Sevgili Arkadaşım Halil,
Hak mücadelesini , sağlam bir fikri zemine oturtmadan, hedef belirleyip strateji geliştirmeden , sokağa çıktığınızda sizi hamamböceği gibi ezerler. Bu haksık ve namussuz sistemden şikayetçi olan topu topu 70-80 kişiyiz. şirketlerde ücretli çalışanlar seslerini çıkartmıyorlar. Dün sahada olup bugün 3-5 kuruş para denkleştirerek şirket ortağı olan arkadaşalar saflarını belirlemek için bu hak mücadelesinin sonucunu bekliyorlar.
Taksim, Kızılay ya da Konak meydanında toplanmaya kalksak 13 kişi ya gelir ya gelmez. Sosyolojiik manada "adi kalabalık" bile olamayız. 3 gün işi bıraksak 4. gün aynı işi yine biz yapacağız. ınsanlar, ev almaktan vaz mı geçeçekler? Bu aşamada; değil sokağa, gerilla olup dağa çıksak bile nafile.
Yıllardır, yazıp çiziyoruz. Bizler, daha niye feveran ettiğimizi kendi meslektaşlarımıza bile anlatamadık. 3 günde Türk kamuoyuna mı anlatacağız? Vatandaşın tepkisi eminim ki: " arpaları az gelmiş, aldıkları rüşvet yetmiyor" olacaktır. Bugün itibariyle yaptığımız iş; vatandaşın gözünde "pezevenlikten" daha değersiz. Nedenlerini herkes biliyor.
Ulrike Meinof'un meşhur sözüdür. "Köleler, özgür olmak isteyenlerden nefret ederler." Değerleme camiasında, çatlak ses, vızıltı, oyun bozan damgası yiyerek en çok nefret edilen insanlar bizleriz. Biat etmiyoruz. Önümüze konan haksız ve hukuksuz her karara koyun gibi boyun bükmüyoruz. Kimilerine göre asiyiz, dik başlıyız. Çünkü, her entelektüel gibi sorguluyoruz, gerektiğinde hesap soruyoruz. Üstelik bunu takma isimlerle değil, gerçek kimliğimizle yapıyoruz. Dünyanın en tehlikeli suçu olan düşünce suçunu işliyoruz. Çünkü bizler insanız ve düşünüyoruz.
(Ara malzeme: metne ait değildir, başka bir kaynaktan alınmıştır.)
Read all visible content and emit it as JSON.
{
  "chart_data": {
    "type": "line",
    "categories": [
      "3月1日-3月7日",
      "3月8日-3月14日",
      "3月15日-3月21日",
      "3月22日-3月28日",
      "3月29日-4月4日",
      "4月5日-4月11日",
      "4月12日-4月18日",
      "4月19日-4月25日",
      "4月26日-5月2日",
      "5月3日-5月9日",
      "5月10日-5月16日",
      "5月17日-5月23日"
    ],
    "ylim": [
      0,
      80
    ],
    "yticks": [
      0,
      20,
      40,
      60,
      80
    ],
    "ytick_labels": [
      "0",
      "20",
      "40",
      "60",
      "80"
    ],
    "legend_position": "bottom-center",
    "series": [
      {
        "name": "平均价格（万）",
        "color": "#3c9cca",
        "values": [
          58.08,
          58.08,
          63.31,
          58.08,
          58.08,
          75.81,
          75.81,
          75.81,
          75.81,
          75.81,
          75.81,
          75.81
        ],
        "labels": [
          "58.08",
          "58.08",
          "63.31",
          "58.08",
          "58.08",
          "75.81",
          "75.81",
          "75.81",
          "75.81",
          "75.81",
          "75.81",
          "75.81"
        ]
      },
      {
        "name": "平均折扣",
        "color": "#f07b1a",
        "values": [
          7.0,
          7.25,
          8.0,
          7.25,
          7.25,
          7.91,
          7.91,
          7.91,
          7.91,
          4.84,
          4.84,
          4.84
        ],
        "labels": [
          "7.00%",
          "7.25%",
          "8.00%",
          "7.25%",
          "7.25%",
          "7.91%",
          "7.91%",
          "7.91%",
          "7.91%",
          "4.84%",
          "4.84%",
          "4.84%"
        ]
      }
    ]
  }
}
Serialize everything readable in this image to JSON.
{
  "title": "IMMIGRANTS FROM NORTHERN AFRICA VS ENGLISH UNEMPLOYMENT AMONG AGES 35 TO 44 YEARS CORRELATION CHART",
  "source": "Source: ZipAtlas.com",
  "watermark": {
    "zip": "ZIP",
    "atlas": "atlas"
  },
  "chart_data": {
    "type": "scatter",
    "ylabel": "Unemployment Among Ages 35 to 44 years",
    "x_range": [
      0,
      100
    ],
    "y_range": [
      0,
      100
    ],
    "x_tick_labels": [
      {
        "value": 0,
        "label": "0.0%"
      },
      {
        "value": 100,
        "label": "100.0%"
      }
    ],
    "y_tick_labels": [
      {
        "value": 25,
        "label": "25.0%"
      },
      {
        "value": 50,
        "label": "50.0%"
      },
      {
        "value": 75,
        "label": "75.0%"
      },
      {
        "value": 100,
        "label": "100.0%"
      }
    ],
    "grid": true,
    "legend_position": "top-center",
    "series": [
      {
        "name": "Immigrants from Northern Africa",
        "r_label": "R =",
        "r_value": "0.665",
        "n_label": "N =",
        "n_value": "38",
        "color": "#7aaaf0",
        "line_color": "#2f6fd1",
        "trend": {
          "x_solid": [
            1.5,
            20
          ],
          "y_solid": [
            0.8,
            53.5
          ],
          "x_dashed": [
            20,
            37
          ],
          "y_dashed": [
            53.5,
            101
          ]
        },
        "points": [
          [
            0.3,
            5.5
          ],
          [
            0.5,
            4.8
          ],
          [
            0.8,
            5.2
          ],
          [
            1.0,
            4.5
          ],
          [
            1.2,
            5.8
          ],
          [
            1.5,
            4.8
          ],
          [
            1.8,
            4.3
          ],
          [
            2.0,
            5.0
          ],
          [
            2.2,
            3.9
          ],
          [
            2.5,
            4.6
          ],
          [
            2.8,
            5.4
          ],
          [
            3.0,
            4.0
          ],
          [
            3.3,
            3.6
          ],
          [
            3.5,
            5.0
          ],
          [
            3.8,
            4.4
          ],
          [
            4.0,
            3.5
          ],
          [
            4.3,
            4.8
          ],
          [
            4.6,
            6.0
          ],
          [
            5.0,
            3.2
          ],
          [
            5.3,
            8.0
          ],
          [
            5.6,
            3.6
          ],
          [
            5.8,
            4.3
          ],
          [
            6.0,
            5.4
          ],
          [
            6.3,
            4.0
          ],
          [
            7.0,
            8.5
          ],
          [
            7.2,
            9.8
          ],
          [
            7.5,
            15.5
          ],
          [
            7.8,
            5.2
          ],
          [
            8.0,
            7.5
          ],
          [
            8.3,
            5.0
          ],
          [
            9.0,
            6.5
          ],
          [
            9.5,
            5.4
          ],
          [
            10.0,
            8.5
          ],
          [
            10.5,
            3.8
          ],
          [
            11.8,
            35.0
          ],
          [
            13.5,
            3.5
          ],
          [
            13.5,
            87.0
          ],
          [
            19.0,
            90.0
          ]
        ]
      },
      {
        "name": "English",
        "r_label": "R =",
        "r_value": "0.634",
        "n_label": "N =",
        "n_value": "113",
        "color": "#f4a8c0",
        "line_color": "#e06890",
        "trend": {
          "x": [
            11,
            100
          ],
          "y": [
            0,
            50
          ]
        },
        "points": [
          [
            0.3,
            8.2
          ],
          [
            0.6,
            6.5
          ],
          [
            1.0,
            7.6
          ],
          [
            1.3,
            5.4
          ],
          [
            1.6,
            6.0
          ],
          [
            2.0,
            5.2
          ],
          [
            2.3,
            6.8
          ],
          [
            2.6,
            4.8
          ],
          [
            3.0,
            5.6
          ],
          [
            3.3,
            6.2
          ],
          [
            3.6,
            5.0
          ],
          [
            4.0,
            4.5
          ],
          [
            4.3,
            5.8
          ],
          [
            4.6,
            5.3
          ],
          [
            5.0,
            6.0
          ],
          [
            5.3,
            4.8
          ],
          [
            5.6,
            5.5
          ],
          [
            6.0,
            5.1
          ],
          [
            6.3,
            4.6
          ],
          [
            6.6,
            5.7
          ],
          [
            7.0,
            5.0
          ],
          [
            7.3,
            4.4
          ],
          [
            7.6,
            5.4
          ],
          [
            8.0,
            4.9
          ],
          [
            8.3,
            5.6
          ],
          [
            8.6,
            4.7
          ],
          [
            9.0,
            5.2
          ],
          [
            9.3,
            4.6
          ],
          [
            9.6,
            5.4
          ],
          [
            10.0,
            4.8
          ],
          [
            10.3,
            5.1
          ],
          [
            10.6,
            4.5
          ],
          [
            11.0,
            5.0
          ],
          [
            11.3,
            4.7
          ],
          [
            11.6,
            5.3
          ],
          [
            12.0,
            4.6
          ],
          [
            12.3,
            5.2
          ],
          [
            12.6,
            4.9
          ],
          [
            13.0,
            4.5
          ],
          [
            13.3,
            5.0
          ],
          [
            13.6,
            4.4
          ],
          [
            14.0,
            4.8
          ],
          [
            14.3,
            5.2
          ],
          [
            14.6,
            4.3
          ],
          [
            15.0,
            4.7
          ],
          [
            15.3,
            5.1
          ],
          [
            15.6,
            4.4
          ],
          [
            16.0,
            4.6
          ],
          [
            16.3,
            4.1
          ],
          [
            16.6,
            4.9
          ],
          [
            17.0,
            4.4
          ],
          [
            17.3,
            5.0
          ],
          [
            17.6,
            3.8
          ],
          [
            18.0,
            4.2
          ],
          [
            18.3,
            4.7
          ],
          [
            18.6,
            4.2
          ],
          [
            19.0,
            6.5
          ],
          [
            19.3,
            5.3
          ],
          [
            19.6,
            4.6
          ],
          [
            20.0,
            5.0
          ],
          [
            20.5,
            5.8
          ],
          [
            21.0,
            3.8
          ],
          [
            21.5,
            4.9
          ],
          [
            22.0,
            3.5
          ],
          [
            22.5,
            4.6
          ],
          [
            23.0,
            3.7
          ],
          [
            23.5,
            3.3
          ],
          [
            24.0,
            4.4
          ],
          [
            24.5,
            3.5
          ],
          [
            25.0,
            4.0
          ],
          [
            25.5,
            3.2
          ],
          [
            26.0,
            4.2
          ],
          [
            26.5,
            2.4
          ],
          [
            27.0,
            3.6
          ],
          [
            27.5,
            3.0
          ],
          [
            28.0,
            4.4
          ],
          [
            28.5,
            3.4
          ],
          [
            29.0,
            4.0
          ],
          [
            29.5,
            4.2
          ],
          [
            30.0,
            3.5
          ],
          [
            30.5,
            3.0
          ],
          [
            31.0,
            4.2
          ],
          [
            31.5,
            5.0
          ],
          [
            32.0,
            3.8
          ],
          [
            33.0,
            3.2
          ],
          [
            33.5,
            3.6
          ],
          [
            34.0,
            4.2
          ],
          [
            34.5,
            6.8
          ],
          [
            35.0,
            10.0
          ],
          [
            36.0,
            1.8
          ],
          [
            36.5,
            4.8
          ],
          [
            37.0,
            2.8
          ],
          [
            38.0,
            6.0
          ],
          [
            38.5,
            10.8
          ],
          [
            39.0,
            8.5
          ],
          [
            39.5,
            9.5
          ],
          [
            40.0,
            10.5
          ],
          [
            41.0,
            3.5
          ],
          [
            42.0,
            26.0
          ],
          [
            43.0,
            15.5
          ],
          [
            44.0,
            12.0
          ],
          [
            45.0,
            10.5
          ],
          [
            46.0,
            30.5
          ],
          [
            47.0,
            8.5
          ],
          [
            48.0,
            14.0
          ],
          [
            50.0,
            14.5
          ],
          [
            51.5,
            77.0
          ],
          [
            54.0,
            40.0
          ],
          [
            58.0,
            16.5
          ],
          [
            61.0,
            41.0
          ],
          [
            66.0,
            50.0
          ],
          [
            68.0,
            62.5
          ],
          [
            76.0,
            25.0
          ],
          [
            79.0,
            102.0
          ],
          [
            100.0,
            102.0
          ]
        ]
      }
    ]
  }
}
Ben 56 yaşındayım, "dört yanımızın puşt zulası" olduğunu herkesen hatta sizden bile daha çok farkındayım. Bu fikri mücadeleyi kendimiz için de yapmıyoruz. Bana her gün, haksızlığa uğrayan genç insanlardan onlarca e.posta geliyor. Sahada, 3 kuruş paraya, hiç bir gelecek ve sosyal güvencesi olmadan günde 15-16 saat köpek gibi çalıştırılan gençlerin şikayetlerini dinliyorum. Günde 2 rapor yazsam da olur yazmasam da olur. Cebime girecek 30-40 lira benim hayat standartımı zerre kadar değiştirmez. ıtiraf edeyim, bu sektörde aktif olarak çalışan en tuzu kuru insan belki de benim.
Bu, "ucuz kaharamalığın (!)" nedeni para mücadelesi değil. Haysiyet ve onur mücadelesidir. Hukuk mücadelesidir. Bunun da meşru zemini fikir platformlarıdır. Sesimizi yükseltiyorsak; kimseden ulufe, cülus, bahşiş, lütuf beklediğimizden değil. Bu ilkeler ve değerler uğruna yapılan bir mücadeledir. Ortada çok ciddi bir haksızlık ve hukuksuzluk var.
Bu fikri mücadeleyi küçümsemek, mücaledeyi sulandırmak anlamına gelir. Kusura bakmayın ama ters köşeden provakasyondur.
Biz, sesimizi yükselten arkadaşalar "şimdilik" bu kadarını becerebiliyoruz. Buyrun, sokakları da siz örgütleyin. Katılmayan namerttir!